Graves… Sauternes… ?

Which leads us to positioning and labeling. At present, dry whites from the Sauternes region are labeled Bordeaux Blanc, a basic, region-wide category which tends to demand lower prices. A couple of years ago the proposal was made to call dry whites from Sauternes Graves, its AOC neighbor to the north. But the proposal which has divided châteaux owners is a somewhat more audacious idea.

“A bunch of producers would like to obtain the right to call dry whites Sauternes,” Lurton says, “which most of us find absurd and dangerous. Sauternes is almost a synonym of sweet wine; it’s well known all over the world, it’s in our DNA. It would destabilize the image.”

A few years ago, Sauternes set out on a campaign to broaden its image in the U.S. and elsewhere without changing – or adding to – its sweet wine status.  The goal was to lure Sauternes consumers to try it as an everyday table wine – especially well paired with hot and spicy oriental fare. Baly, who went to business school in the U.S. and has lived in Boston, has been a great advocate of this approach.


“For the past seven years, we’ve put together a special Happy Thanksgiving menu for Coutet – and every year people send us their success stories with the experience of pairing sweet wine with the main course,” Baly says.  That message continues to be used by Sauternes producers, but it is difficult to judge how much such campaigns have moved the needle.
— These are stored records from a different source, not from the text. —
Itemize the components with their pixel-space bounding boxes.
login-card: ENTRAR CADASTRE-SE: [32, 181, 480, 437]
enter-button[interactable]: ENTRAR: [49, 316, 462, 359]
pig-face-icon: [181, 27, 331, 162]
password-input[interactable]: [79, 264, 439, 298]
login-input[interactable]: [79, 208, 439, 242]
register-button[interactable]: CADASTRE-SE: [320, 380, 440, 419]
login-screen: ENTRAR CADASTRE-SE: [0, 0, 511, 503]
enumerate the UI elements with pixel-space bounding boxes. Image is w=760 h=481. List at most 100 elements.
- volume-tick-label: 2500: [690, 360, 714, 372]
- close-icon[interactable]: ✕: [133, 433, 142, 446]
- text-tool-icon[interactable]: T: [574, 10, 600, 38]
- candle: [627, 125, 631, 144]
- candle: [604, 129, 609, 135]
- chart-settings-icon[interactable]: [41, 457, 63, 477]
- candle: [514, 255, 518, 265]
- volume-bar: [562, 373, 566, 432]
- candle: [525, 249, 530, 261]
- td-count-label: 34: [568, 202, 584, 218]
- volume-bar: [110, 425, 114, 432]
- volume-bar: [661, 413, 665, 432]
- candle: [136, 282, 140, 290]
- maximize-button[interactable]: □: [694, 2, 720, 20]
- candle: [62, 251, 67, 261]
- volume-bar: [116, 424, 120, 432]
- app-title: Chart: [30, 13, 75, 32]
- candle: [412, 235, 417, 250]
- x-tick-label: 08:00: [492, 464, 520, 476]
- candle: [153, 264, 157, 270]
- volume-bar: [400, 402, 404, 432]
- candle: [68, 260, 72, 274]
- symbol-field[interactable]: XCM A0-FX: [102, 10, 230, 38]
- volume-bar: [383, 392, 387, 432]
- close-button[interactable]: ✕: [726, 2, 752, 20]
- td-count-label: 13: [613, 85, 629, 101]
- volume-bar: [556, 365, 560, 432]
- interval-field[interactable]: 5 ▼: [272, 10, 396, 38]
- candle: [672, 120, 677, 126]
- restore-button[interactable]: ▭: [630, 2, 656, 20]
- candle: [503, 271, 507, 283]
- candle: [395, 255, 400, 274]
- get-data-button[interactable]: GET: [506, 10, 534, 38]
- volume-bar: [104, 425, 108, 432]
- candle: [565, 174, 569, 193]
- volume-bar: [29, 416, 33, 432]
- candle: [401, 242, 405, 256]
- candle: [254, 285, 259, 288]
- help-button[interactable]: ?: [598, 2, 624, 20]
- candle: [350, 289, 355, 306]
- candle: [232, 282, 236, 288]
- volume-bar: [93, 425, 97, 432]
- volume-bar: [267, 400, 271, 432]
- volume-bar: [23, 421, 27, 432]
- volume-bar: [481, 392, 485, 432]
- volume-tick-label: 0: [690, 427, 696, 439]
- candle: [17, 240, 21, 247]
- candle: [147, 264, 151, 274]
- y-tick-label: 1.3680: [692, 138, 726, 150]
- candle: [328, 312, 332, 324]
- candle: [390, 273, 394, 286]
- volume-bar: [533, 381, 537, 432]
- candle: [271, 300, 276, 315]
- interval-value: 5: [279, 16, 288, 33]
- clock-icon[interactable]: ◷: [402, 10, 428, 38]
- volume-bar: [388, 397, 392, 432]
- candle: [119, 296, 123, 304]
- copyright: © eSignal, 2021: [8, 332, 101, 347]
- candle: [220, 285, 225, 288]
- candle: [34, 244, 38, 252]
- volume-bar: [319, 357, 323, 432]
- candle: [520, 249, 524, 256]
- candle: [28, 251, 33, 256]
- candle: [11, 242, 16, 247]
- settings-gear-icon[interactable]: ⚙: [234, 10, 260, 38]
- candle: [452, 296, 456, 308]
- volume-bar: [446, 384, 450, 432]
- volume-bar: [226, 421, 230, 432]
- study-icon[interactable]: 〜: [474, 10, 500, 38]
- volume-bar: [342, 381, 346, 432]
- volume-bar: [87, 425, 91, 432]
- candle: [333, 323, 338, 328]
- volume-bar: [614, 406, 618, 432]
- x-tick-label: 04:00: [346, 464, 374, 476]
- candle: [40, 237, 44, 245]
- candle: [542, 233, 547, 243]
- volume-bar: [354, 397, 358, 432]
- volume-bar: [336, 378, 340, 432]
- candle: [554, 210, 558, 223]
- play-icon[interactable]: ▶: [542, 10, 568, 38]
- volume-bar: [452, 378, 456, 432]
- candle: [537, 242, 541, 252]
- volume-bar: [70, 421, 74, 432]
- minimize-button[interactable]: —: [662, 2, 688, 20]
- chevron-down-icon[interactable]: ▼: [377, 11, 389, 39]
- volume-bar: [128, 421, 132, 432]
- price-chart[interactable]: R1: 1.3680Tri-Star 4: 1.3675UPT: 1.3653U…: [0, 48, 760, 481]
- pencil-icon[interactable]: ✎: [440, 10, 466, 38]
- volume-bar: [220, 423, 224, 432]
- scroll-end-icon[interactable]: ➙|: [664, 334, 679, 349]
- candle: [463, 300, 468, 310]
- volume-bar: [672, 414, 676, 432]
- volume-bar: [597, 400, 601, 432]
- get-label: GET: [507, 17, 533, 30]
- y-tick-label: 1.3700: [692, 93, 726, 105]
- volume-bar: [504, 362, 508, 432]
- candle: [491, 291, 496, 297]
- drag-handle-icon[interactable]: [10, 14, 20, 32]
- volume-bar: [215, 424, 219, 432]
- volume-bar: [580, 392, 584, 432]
As noted, other sweet wine regions have also walked this difficult route. Port has expanded its repertoire to late-bottled vintage (LBV) in 1970 and pink Port, while some producers, such as the Symington estates and brands, have gone wholeheartedly into using its vineyards for both Port and Douro reds. The Tokaj region has a campaign to promote its major grape, Furmint, for all iterations of the region’s wine. Alsace and Germany, to the lament of the declining loyalists, today mainly produce somewhat dry table wines and much less sweet wines, such as their famous trockenbeerenauslesen. Marsala has not quite disappeared, but many of its producers have abandoned what is today mainly a cooking wine to produce only Sicilian dry wines.

Of course, there is no danger that Sauternes will disappear, and no one has seriously raised that possibility. But what still has to settle out is what kind of ratio of dry to sweet will work out, and which châteaux will be holdouts and continue to produce traditional Sauternes only. And the debate over what to call a dry white wine from Sauternes and Barsac is still a rancorous one – Bordeaux Blanc, Graves or Sauternes?

“Would you make a still Champagne?” Lurton asks.

Well, yes, Champagne does. But its production is miniscule, and it is safely tucked away with its own AOC, Coteaux Champenois.